Johnny Walker, chauffeur de taxi

L’homme fait son entrée dans le lobby de l’hôtel. Cheveux blancs coupés à la militaire, la démarche chaloupée par des genoux en guillemets, il s’informe de sa cargaison.

Elle consiste en Fille, Fiston et moi-même, plus nos valises. Destination : l’aéroport de Dublin.

Le vaisseau est une Toyota d’un âge aussi vénérable que son propriétaire. L’homme, affable et  attentionné, débarrasse le siège du passager, enfourne notre gréement dans le coffre et s’installe derrière le volant. Le dossier de son siège est doté d’une sorte d’hybride entre un boulier et un rideau de bambou.
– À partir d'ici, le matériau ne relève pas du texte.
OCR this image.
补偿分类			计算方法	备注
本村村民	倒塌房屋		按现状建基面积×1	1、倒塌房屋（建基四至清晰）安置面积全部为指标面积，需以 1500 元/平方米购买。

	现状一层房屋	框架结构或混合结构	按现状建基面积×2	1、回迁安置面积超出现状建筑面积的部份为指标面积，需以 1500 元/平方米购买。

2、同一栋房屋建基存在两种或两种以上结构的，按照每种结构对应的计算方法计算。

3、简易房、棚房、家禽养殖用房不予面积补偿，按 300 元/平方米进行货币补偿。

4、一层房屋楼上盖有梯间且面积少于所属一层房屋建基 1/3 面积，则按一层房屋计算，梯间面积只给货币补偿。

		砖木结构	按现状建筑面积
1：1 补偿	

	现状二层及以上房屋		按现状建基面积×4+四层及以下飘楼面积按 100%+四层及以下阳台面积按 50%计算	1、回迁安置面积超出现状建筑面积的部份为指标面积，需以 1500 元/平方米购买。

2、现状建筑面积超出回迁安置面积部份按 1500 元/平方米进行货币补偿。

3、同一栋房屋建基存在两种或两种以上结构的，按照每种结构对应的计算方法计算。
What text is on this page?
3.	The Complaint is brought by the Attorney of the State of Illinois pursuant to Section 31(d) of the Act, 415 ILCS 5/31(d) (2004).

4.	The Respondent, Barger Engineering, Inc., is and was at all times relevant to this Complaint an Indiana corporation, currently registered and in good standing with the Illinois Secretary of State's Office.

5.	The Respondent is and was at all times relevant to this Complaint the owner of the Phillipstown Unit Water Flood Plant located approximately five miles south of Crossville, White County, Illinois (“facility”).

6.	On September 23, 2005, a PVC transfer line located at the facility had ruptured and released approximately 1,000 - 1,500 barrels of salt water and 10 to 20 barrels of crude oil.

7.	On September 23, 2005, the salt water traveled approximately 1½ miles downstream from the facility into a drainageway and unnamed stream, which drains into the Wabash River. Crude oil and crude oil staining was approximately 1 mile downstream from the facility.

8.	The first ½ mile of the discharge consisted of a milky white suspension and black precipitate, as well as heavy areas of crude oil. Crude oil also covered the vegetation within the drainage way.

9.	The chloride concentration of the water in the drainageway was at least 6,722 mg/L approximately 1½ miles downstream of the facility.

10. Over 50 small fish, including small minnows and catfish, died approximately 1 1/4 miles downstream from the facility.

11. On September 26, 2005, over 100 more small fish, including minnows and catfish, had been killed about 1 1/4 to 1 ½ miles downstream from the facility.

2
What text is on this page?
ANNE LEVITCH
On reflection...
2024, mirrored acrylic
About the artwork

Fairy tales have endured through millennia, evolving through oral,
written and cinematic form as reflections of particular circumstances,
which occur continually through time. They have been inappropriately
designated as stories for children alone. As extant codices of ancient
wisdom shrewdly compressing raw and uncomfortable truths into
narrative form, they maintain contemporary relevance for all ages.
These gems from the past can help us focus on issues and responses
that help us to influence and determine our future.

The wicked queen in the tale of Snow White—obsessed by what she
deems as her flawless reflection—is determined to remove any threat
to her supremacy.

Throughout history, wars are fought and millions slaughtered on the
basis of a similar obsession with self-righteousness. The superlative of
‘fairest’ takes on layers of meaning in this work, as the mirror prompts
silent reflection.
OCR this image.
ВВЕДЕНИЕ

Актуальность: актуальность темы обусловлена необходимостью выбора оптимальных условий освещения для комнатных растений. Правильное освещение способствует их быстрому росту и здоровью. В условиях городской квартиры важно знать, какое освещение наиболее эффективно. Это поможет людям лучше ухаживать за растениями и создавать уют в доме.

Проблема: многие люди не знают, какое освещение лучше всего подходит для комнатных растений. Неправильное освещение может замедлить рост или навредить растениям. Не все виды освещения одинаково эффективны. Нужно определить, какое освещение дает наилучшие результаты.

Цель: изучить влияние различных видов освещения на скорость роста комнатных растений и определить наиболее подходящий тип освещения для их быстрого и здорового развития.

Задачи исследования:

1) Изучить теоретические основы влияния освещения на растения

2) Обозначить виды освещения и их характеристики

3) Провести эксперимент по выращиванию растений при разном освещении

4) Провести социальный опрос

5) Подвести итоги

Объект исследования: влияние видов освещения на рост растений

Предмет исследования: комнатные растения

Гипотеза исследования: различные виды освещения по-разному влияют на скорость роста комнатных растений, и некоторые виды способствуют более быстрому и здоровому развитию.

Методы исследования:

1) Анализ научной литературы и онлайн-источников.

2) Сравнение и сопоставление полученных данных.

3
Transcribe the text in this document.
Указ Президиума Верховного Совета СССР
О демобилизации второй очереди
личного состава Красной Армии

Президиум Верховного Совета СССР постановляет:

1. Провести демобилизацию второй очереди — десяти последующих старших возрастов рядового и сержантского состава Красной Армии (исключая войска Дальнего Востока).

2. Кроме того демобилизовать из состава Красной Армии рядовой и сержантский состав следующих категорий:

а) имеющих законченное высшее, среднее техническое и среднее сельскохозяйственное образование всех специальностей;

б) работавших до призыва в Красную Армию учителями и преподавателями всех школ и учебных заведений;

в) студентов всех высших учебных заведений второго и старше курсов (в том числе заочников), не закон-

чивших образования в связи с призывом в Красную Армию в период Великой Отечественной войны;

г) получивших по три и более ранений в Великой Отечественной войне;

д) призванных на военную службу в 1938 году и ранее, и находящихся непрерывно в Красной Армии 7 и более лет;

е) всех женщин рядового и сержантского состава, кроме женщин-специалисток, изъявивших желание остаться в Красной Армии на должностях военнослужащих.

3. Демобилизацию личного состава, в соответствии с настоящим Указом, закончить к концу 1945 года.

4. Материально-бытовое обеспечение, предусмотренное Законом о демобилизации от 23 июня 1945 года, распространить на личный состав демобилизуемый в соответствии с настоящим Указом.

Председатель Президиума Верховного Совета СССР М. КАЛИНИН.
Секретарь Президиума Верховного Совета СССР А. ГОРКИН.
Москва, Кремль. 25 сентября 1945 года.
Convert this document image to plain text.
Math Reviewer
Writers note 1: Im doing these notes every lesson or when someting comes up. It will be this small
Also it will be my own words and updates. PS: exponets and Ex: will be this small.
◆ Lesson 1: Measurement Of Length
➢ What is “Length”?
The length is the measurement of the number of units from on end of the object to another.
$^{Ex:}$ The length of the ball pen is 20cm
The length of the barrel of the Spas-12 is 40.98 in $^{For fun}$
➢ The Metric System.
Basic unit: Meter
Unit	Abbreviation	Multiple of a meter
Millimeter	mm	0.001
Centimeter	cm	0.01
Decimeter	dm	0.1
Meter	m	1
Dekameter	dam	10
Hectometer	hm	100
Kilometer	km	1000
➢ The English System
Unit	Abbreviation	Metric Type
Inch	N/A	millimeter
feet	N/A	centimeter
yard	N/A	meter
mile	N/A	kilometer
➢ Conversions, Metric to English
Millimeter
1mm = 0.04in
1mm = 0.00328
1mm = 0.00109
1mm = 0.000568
Le truc m’apparaît extrêmement inconfortable, mais ne semble pas incommoder le chauffeur, qui entreprend sur le champ de nous divertir de sa faconde.

My name is Johnny Walker, but I don’t drink whiskey.

L’homme embraie de sa main gauche, jette un œil à sa droite et glisse adroitement son vaisseau dans la traîtresse circulation des abords de Croke Park. Dans les minutes qui suivront, nous aurons l’occasion d’apprendre – entre autres choses – que :

– Johnny est né à Dublin, près de St-Stephen’s Green, et est âgé de 73 ans.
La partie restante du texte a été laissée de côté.